Intense Fandom: Celebrity Worship
- McCutcheon proposed the "Absorption Addiction": individuals start off as using celebrities as a means of socialising. When problems occur with relationships, this worship can be taken even further in that the individual must know everything about the celebrity and become "addicted".
- Younger age can spend more time looking at celebrities.
- Lower education levels = greater worship.
- Males = sport stars / females = entertainment.
- McCutcheon developed a one-dimensional Celebrity Attitude Scale based on research:
• Entertainment sub-scale: low level
• Intense personal sub-scale: medium level
• Borderline pathological: High level
- Revised later into a 3D scale.
- Maltby et al found three dimensions of fandom:
• Entertainment social
• Intense-personal
• Borderline pathological
Celebrity Worship AO2
• McCutcheon et al:
- Negative correlation of -0.4 between education and amount of celebrity worship supporting idea of less education have more interest.
• Gabriel:
- Self esteem questionnaire and then wrote essay on favourite celebrity.

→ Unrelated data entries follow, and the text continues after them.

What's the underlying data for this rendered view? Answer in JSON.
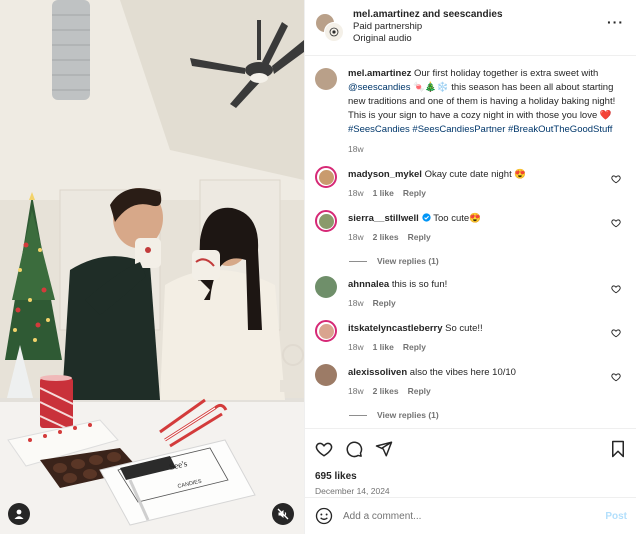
{
  "header": {
    "names": "mel.amartinez and seescandies",
    "partnership": "Paid partnership",
    "audio": "Original audio",
    "more_icon": "more-horizontal-icon"
  },
  "caption": {
    "username": "mel.amartinez",
    "text_1": " Our first holiday together is extra sweet with ",
    "mention": "@seescandies",
    "text_2": " 🍬🎄❄️ this season has been all about starting new traditions and one of them is having a holiday baking night! This is your sign to have a cozy night in with those you love ❤️ ",
    "hashtags": "#SeesCandies #SeesCandiesPartner #BreakOutTheGoodStuff",
    "time": "18w"
  },
  "comments": [
    {
      "username": "madyson_mykel",
      "text": " Okay cute date night 😍",
      "time": "18w",
      "likes": "1 like",
      "reply": "Reply",
      "ring": true,
      "avatar_color": "#c99b6e",
      "verified": false,
      "view_replies": ""
    },
    {
      "username": "sierra__stillwell",
      "text": " Too cute😍",
      "time": "18w",
      "likes": "2 likes",
      "reply": "Reply",
      "ring": true,
      "avatar_color": "#8a9a6b",
      "verified": true,
      "view_replies": "View replies (1)"
    },
    {
      "username": "ahnnalea",
      "text": " this is so fun!",
      "time": "18w",
      "likes": "",
      "reply": "Reply",
      "ring": false,
      "avatar_color": "#6f8f6a",
      "verified": false,
      "view_replies": ""
    },
    {
      "username": "itskatelyncastleberry",
      "text": " So cute!!",
      "time": "18w",
      "likes": "1 like",
      "reply": "Reply",
      "ring": true,
      "avatar_color": "#d9a48f",
      "verified": false,
      "view_replies": ""
    },
    {
      "username": "alexissoliven",
      "text": " also the vibes here 10/10",
      "time": "18w",
      "likes": "2 likes",
      "reply": "Reply",
      "ring": false,
      "avatar_color": "#9c7b66",
      "verified": false,
      "view_replies": "View replies (1)"
    }
  ],
  "actions": {
    "like_icon": "heart-icon",
    "comment_icon": "comment-icon",
    "share_icon": "share-icon",
    "save_icon": "bookmark-icon",
    "likes": "695 likes",
    "date": "December 14, 2024"
  },
  "add_comment": {
    "placeholder": "Add a comment...",
    "post": "Post"
  },
  "media": {
    "box_brand": "See's",
    "box_label": "CANDIES"
  }
}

- Low self-esteem = high interest in celebrity
• McCutcheon et al:
- High worship were significantly more likely to suffer from anxiety, depression and social dysfunction.
• Maltby:
- High categories of scale were prone to poor mental and physical health.
Celebrity Stalking
- Lies in the far end of the continuum of celebrity worship.

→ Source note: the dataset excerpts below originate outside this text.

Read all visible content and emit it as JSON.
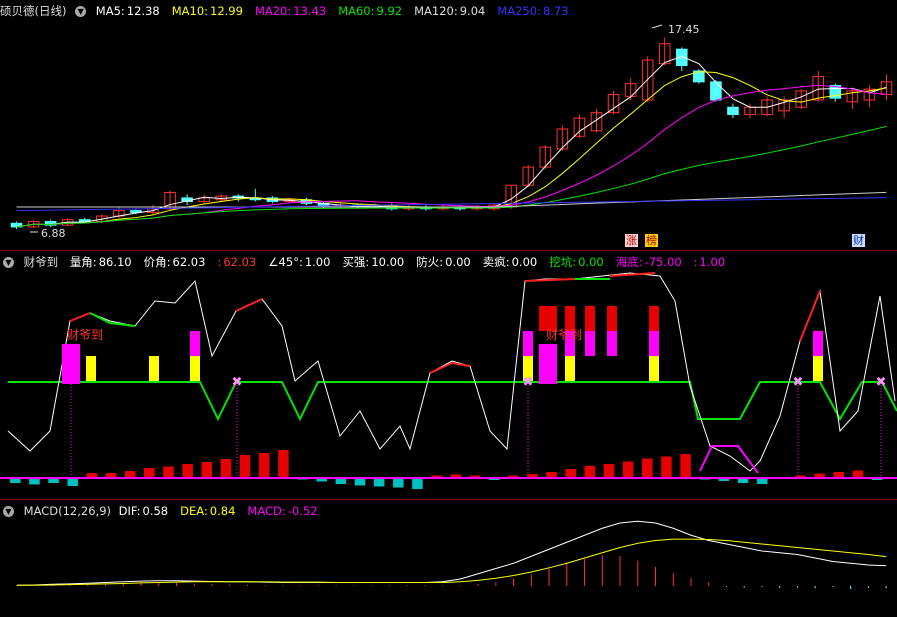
{
  "colors": {
    "up": "#ff3232",
    "down": "#54ffff",
    "ma5": "#ffffff",
    "ma10": "#ffff00",
    "ma20": "#ff00ff",
    "ma60": "#00e600",
    "ma120": "#cccccc",
    "ma250": "#3333ff",
    "green_line": "#00e600",
    "magenta": "#ff00ff",
    "yellow": "#ffff00",
    "red": "#e60000",
    "cyan": "#00c0c0",
    "grid": "#8b0000"
  },
  "price_panel": {
    "stock_name": "硕贝德(日线)",
    "ma": [
      {
        "label": "MA5:",
        "value": "12.38",
        "color": "#ffffff"
      },
      {
        "label": "MA10:",
        "value": "12.99",
        "color": "#ffff00"
      },
      {
        "label": "MA20:",
        "value": "13.43",
        "color": "#ff00ff"
      },
      {
        "label": "MA60:",
        "value": "9.92",
        "color": "#00e600"
      },
      {
        "label": "MA120:",
        "value": "9.04",
        "color": "#dddddd"
      },
      {
        "label": "MA250:",
        "value": "8.73",
        "color": "#3333ff"
      }
    ],
    "high_marker": "17.45",
    "low_marker": "6.88",
    "tags": [
      "涨",
      "榜",
      "财"
    ]
  },
  "indicator_panel": {
    "name": "财爷到",
    "items": [
      {
        "label": "量角:",
        "value": "86.10",
        "color": "#ffffff"
      },
      {
        "label": "价角:",
        "value": "62.03",
        "color": "#ffffff"
      },
      {
        "label": ":",
        "value": "62.03",
        "color": "#ff3232"
      },
      {
        "label": "∠45°:",
        "value": "1.00",
        "color": "#ffffff"
      },
      {
        "label": "买强:",
        "value": "10.00",
        "color": "#ffffff"
      },
      {
        "label": "防火:",
        "value": "0.00",
        "color": "#ffffff"
      },
      {
        "label": "卖疯:",
        "value": "0.00",
        "color": "#ffffff"
      },
      {
        "label": "挖坑:",
        "value": "0.00",
        "color": "#00e600"
      },
      {
        "label": "海底:",
        "value": "-75.00",
        "color": "#ff00ff"
      },
      {
        "label": ":",
        "value": "1.00",
        "color": "#ff00ff"
      }
    ],
    "signal_label": "财爷到"
  },
  "macd_panel": {
    "name": "MACD(12,26,9)",
    "items": [
      {
        "label": "DIF:",
        "value": "0.58",
        "color": "#ffffff"
      },
      {
        "label": "DEA:",
        "value": "0.84",
        "color": "#ffff00"
      },
      {
        "label": "MACD:",
        "value": "-0.52",
        "color": "#ff00ff"
      }
    ]
  },
  "chart_data": {
    "type": "candlestick",
    "candles": [
      {
        "o": 7.2,
        "c": 7.0,
        "h": 7.3,
        "l": 6.88
      },
      {
        "o": 7.0,
        "c": 7.3,
        "h": 7.4,
        "l": 6.95
      },
      {
        "o": 7.3,
        "c": 7.1,
        "h": 7.4,
        "l": 7.0
      },
      {
        "o": 7.1,
        "c": 7.4,
        "h": 7.5,
        "l": 7.05
      },
      {
        "o": 7.4,
        "c": 7.3,
        "h": 7.5,
        "l": 7.2
      },
      {
        "o": 7.3,
        "c": 7.6,
        "h": 7.7,
        "l": 7.2
      },
      {
        "o": 7.6,
        "c": 7.9,
        "h": 8.1,
        "l": 7.5
      },
      {
        "o": 7.9,
        "c": 7.8,
        "h": 8.0,
        "l": 7.7
      },
      {
        "o": 7.8,
        "c": 8.0,
        "h": 8.2,
        "l": 7.7
      },
      {
        "o": 8.0,
        "c": 8.9,
        "h": 9.0,
        "l": 7.9
      },
      {
        "o": 8.6,
        "c": 8.4,
        "h": 8.8,
        "l": 8.2
      },
      {
        "o": 8.4,
        "c": 8.6,
        "h": 8.8,
        "l": 8.3
      },
      {
        "o": 8.5,
        "c": 8.7,
        "h": 8.8,
        "l": 8.4
      },
      {
        "o": 8.7,
        "c": 8.6,
        "h": 8.8,
        "l": 8.4
      },
      {
        "o": 8.6,
        "c": 8.5,
        "h": 9.1,
        "l": 8.4
      },
      {
        "o": 8.6,
        "c": 8.4,
        "h": 8.7,
        "l": 8.3
      },
      {
        "o": 8.4,
        "c": 8.5,
        "h": 8.6,
        "l": 8.3
      },
      {
        "o": 8.5,
        "c": 8.3,
        "h": 8.6,
        "l": 8.2
      },
      {
        "o": 8.3,
        "c": 8.1,
        "h": 8.4,
        "l": 8.0
      },
      {
        "o": 8.1,
        "c": 8.2,
        "h": 8.3,
        "l": 8.0
      },
      {
        "o": 8.2,
        "c": 8.1,
        "h": 8.3,
        "l": 8.0
      },
      {
        "o": 8.1,
        "c": 8.2,
        "h": 8.3,
        "l": 8.0
      },
      {
        "o": 8.2,
        "c": 8.0,
        "h": 8.3,
        "l": 7.9
      },
      {
        "o": 8.0,
        "c": 8.1,
        "h": 8.2,
        "l": 7.9
      },
      {
        "o": 8.1,
        "c": 8.0,
        "h": 8.2,
        "l": 7.9
      },
      {
        "o": 8.0,
        "c": 8.1,
        "h": 8.2,
        "l": 7.9
      },
      {
        "o": 8.1,
        "c": 8.0,
        "h": 8.2,
        "l": 7.9
      },
      {
        "o": 8.0,
        "c": 8.1,
        "h": 8.2,
        "l": 7.9
      },
      {
        "o": 8.0,
        "c": 8.2,
        "h": 8.3,
        "l": 7.9
      },
      {
        "o": 8.1,
        "c": 9.3,
        "h": 9.3,
        "l": 8.0
      },
      {
        "o": 9.3,
        "c": 10.3,
        "h": 10.4,
        "l": 9.2
      },
      {
        "o": 10.3,
        "c": 11.4,
        "h": 11.5,
        "l": 10.2
      },
      {
        "o": 11.3,
        "c": 12.4,
        "h": 12.6,
        "l": 11.2
      },
      {
        "o": 12.0,
        "c": 13.0,
        "h": 13.2,
        "l": 11.9
      },
      {
        "o": 12.3,
        "c": 13.3,
        "h": 13.5,
        "l": 12.2
      },
      {
        "o": 13.3,
        "c": 14.3,
        "h": 14.5,
        "l": 13.2
      },
      {
        "o": 14.2,
        "c": 14.9,
        "h": 15.2,
        "l": 14.0
      },
      {
        "o": 14.0,
        "c": 16.2,
        "h": 16.4,
        "l": 13.9
      },
      {
        "o": 16.0,
        "c": 17.1,
        "h": 17.45,
        "l": 15.9
      },
      {
        "o": 16.8,
        "c": 15.9,
        "h": 16.9,
        "l": 15.6
      },
      {
        "o": 15.6,
        "c": 15.0,
        "h": 15.7,
        "l": 14.9
      },
      {
        "o": 15.0,
        "c": 14.0,
        "h": 15.1,
        "l": 13.9
      },
      {
        "o": 13.6,
        "c": 13.2,
        "h": 13.8,
        "l": 13.0
      },
      {
        "o": 13.2,
        "c": 13.6,
        "h": 13.8,
        "l": 13.0
      },
      {
        "o": 13.2,
        "c": 14.0,
        "h": 14.2,
        "l": 13.1
      },
      {
        "o": 13.4,
        "c": 14.0,
        "h": 14.2,
        "l": 13.0
      },
      {
        "o": 13.6,
        "c": 14.5,
        "h": 14.6,
        "l": 13.5
      },
      {
        "o": 14.0,
        "c": 15.3,
        "h": 15.6,
        "l": 13.9
      },
      {
        "o": 14.8,
        "c": 14.1,
        "h": 14.9,
        "l": 13.9
      },
      {
        "o": 13.9,
        "c": 14.5,
        "h": 14.7,
        "l": 13.5
      },
      {
        "o": 14.0,
        "c": 14.6,
        "h": 14.8,
        "l": 13.6
      },
      {
        "o": 14.3,
        "c": 15.0,
        "h": 15.4,
        "l": 14.0
      }
    ],
    "y_range": [
      6.5,
      18.3
    ],
    "indicator_histogram": [
      -1,
      -1.3,
      -1,
      -1.6,
      1,
      1,
      1.4,
      2,
      2.3,
      2.8,
      3.2,
      3.8,
      4.6,
      5,
      5.6,
      -0.3,
      -0.7,
      -1.2,
      -1.5,
      -1.7,
      -1.9,
      -2.2,
      0.5,
      0.7,
      0.5,
      -0.4,
      0.5,
      0.8,
      1.2,
      1.8,
      2.4,
      2.8,
      3.3,
      3.9,
      4.3,
      4.8,
      -0.3,
      -0.6,
      -1,
      -1.2,
      0.2,
      0.5,
      0.9,
      1.2,
      1.5,
      -0.4
    ],
    "macd_histogram": [
      0.02,
      0.03,
      0.03,
      0.04,
      0.05,
      0.06,
      0.08,
      0.1,
      0.1,
      0.08,
      0.06,
      0.05,
      0.04,
      0.03,
      0.02,
      0.02,
      0.02,
      0.02,
      0.02,
      0.02,
      0.02,
      0.02,
      0.02,
      0.02,
      0.02,
      0.02,
      0.05,
      0.1,
      0.2,
      0.3,
      0.45,
      0.6,
      0.7,
      0.8,
      0.78,
      0.66,
      0.5,
      0.34,
      0.2,
      0.1,
      -0.02,
      -0.04,
      -0.03,
      -0.05,
      -0.04,
      -0.06,
      -0.03,
      -0.08,
      -0.05,
      -0.06
    ],
    "dif": [
      0.02,
      0.03,
      0.05,
      0.06,
      0.08,
      0.1,
      0.12,
      0.14,
      0.15,
      0.15,
      0.14,
      0.13,
      0.12,
      0.12,
      0.11,
      0.1,
      0.1,
      0.1,
      0.1,
      0.1,
      0.1,
      0.1,
      0.1,
      0.1,
      0.12,
      0.2,
      0.35,
      0.5,
      0.65,
      0.85,
      1.05,
      1.25,
      1.45,
      1.65,
      1.8,
      1.85,
      1.8,
      1.65,
      1.45,
      1.3,
      1.2,
      1.1,
      1.0,
      0.95,
      0.9,
      0.8,
      0.7,
      0.65,
      0.6,
      0.58
    ],
    "dea": [
      0.02,
      0.02,
      0.03,
      0.04,
      0.05,
      0.06,
      0.07,
      0.09,
      0.1,
      0.11,
      0.12,
      0.12,
      0.12,
      0.12,
      0.12,
      0.11,
      0.11,
      0.11,
      0.1,
      0.1,
      0.1,
      0.1,
      0.1,
      0.1,
      0.1,
      0.12,
      0.16,
      0.22,
      0.3,
      0.4,
      0.52,
      0.65,
      0.8,
      0.95,
      1.1,
      1.22,
      1.3,
      1.34,
      1.34,
      1.33,
      1.3,
      1.25,
      1.2,
      1.15,
      1.1,
      1.05,
      1.0,
      0.95,
      0.9,
      0.84
    ]
  }
}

- Stalking is the willful, malicious, and repeated following or harassing of another person that threatens that person's safety.
- High incidence among stalkers of criminality, mental illness and drug use; however there is no single type of stalker.
• Meloy:
- Two types of stalker
- 1/5 develop a love obsession fixation with an individual with whom they have no personal relationship (parasocial)
- Unable to develop normal relationships so invent fantasy ones involving the celebrity + attempt to reenact these stories.
- 4/5 had previous personal relationship with victim.
- Maladaptive method of guarding techniques to stop loss of a potential partner.
• Bartholomew and Horowitz
- Stalking is based on attachment type.
- Individuals with preoccupied attachment have negative self-model and look up to others.
- They seek approval and personal validation.
Celebrity Stalking AO2
• Kamphuis and Emmelkamp:
- Found celebrities are not at risk of violence, and that 25% of other cases result in violence.
- Only certain types of stalking have mental issues.
• Tonin:
- Found relationship between attachment type and stalkers through self-report measures.
• Roberts:
- Supports concept of low self-esteem being related to celebrity stalking.